Last week, Data Domain announced the highest performance inline deduplication system in the industry with the DD690. EMC and Quantum followed hastily with their own announcements.
Nothing has changed
EMC is repacking the Quantum 7500 in the EMC DL3D line. But the inline dedupe rate is still about 150 MB/sec., according to this discussion, after which the only rates we can know for sure are to and from their non-dedupe cache. So the effective capacity, the amount you can dedupe in a backup day, is something less than 13 TBs (dedupe rate x 24 hours). If you don't finish deduping in a day, it will compromise tomorrow's throughput and backup window. So the only way you could use 150 TB of this disk for dedupe is if your backup window is more than two weeks long.
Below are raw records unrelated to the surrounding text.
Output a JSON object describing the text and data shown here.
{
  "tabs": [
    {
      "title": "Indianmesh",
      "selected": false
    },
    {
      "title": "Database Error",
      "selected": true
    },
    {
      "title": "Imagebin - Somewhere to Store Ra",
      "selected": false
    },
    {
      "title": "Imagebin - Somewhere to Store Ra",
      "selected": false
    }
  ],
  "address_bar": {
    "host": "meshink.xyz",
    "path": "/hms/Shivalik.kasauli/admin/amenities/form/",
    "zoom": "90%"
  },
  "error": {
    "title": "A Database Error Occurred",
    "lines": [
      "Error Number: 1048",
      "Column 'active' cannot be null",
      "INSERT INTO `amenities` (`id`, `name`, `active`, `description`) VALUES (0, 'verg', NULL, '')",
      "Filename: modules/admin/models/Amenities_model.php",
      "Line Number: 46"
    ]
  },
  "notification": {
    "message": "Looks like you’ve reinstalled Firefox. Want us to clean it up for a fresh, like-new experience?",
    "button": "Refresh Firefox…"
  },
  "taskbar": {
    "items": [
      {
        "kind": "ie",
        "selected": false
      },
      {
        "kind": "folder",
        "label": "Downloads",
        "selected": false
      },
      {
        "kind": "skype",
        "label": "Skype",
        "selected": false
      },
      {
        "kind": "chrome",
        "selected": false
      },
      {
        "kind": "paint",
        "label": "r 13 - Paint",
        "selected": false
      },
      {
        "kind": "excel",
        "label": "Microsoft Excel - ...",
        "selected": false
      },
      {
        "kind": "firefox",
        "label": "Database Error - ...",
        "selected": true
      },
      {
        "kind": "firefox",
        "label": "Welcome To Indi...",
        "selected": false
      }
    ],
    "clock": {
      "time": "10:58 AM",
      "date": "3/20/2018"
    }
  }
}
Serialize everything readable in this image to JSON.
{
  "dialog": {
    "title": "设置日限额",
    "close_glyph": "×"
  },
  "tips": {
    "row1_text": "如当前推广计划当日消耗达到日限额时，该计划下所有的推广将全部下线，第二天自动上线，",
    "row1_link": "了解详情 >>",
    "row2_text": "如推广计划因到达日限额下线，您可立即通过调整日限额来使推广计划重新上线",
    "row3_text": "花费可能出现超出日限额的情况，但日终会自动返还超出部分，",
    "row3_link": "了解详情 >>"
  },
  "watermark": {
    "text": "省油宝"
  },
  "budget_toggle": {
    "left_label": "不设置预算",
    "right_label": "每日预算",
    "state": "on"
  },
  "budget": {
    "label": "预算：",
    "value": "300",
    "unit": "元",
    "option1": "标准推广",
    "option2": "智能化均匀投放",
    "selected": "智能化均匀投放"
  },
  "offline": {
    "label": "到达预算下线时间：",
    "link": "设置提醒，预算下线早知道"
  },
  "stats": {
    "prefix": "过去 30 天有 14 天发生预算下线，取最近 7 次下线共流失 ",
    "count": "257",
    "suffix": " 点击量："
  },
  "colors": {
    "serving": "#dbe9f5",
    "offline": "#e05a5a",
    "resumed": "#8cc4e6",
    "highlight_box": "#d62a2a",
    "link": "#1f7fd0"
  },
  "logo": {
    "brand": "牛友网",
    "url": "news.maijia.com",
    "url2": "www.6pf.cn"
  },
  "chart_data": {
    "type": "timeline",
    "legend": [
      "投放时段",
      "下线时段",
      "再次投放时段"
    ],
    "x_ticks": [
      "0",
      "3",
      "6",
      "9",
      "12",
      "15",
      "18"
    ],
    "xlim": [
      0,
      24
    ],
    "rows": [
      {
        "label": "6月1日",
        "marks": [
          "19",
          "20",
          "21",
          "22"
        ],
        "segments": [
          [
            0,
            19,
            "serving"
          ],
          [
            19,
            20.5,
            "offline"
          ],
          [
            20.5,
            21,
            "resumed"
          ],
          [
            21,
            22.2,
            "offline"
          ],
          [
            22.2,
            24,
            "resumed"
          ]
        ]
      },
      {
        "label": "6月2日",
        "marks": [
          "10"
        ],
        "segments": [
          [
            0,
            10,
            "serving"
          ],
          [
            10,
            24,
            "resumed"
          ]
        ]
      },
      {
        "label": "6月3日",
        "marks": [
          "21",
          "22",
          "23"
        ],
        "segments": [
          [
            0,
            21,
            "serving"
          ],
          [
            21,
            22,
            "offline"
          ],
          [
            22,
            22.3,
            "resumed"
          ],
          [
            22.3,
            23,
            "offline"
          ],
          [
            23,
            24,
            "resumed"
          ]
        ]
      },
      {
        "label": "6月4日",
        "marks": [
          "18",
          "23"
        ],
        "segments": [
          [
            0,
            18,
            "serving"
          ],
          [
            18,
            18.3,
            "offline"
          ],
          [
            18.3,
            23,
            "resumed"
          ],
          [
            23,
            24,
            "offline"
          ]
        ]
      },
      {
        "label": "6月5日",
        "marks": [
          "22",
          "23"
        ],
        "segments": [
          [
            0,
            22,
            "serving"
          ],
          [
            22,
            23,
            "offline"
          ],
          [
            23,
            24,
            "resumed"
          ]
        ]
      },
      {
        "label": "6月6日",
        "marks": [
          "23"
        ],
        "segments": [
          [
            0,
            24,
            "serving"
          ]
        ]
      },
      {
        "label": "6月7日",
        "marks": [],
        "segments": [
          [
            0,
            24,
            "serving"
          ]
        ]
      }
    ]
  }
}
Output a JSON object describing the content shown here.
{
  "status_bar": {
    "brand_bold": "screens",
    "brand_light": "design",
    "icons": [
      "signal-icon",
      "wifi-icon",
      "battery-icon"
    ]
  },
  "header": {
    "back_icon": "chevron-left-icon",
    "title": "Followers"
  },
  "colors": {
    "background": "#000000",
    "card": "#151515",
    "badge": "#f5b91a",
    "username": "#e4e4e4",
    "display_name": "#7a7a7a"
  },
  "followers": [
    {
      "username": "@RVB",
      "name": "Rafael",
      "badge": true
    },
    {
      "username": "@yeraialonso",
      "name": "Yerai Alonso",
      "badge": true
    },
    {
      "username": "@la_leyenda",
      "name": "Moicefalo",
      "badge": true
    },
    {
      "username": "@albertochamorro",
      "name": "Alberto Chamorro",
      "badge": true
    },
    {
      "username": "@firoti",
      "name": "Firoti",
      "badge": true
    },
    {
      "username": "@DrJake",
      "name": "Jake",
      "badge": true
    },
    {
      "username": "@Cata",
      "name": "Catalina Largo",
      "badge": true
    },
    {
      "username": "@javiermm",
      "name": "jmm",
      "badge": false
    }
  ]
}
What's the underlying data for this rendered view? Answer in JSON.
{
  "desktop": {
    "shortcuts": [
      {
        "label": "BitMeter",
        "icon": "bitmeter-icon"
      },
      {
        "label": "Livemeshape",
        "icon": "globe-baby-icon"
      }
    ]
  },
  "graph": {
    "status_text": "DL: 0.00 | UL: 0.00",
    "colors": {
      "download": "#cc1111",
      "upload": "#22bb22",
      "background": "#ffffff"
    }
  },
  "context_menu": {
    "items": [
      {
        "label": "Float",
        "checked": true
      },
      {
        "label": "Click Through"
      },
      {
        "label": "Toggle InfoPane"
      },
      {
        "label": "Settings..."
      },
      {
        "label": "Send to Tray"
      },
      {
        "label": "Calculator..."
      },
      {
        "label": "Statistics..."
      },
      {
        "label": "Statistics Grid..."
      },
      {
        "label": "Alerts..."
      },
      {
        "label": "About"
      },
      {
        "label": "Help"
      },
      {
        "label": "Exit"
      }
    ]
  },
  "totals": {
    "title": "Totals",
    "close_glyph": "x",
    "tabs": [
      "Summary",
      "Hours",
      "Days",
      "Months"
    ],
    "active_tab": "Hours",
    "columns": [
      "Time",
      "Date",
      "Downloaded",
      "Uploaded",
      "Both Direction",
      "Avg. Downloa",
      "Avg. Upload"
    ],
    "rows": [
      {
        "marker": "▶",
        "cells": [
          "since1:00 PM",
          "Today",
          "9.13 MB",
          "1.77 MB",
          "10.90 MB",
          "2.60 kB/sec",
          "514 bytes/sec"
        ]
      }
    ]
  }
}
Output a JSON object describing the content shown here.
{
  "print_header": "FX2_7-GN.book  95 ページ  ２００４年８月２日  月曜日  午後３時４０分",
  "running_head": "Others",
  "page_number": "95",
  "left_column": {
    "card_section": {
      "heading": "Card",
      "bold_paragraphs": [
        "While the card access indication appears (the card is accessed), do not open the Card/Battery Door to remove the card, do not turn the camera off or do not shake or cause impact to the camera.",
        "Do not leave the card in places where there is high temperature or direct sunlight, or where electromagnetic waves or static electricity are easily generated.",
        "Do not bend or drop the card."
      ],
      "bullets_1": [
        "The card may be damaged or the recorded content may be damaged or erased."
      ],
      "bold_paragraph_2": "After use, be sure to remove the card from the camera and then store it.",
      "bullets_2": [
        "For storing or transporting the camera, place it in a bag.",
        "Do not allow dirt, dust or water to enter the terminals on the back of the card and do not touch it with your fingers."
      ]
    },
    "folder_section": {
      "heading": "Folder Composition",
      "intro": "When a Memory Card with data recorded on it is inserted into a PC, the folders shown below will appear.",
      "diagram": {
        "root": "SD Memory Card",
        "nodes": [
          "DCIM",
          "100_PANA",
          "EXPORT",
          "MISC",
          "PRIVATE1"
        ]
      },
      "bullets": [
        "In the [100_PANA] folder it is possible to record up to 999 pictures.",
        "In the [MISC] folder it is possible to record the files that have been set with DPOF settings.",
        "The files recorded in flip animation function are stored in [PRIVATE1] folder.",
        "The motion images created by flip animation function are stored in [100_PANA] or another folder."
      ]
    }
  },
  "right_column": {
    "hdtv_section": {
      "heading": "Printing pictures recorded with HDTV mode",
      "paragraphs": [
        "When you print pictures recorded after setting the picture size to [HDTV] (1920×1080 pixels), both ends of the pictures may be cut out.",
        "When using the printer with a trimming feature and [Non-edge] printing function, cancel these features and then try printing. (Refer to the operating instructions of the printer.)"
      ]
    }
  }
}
Why offer 148-180 TB in this architecture? Because it is not a dedupe system, it is a traditional VTL (even if it has a NAS interface) -- a disk-based, short-term-retention I/O buffer for data on the way to tape. The extra storage baggage? Call that dupestorage. It is not meaningful for sizing dedupe or replication. Data Domain's dedupe speed and resulting effective capacity is greated by more than a factor of two.
Seems like everything's still the same:
- Data Domain is still the deduplication performance leader;
- EMC and Quantum are still selling traditional VTLs based on dedupe storage;
- EMC is still selling massively over-provisioned disk systems;
- Quantum is really trying to sell tape libraries above all.
Oh, I guess one thing has changed. Inline deduplication used to be considered too slow compared to a post-process. I guess that has changed. The non-dedupe write speed of the EMC DL3D 3000, at 1.44 TB/hour, s about the same as the inline dedupe speed of the DD690. If post-process isn't even faster than inline, why bother?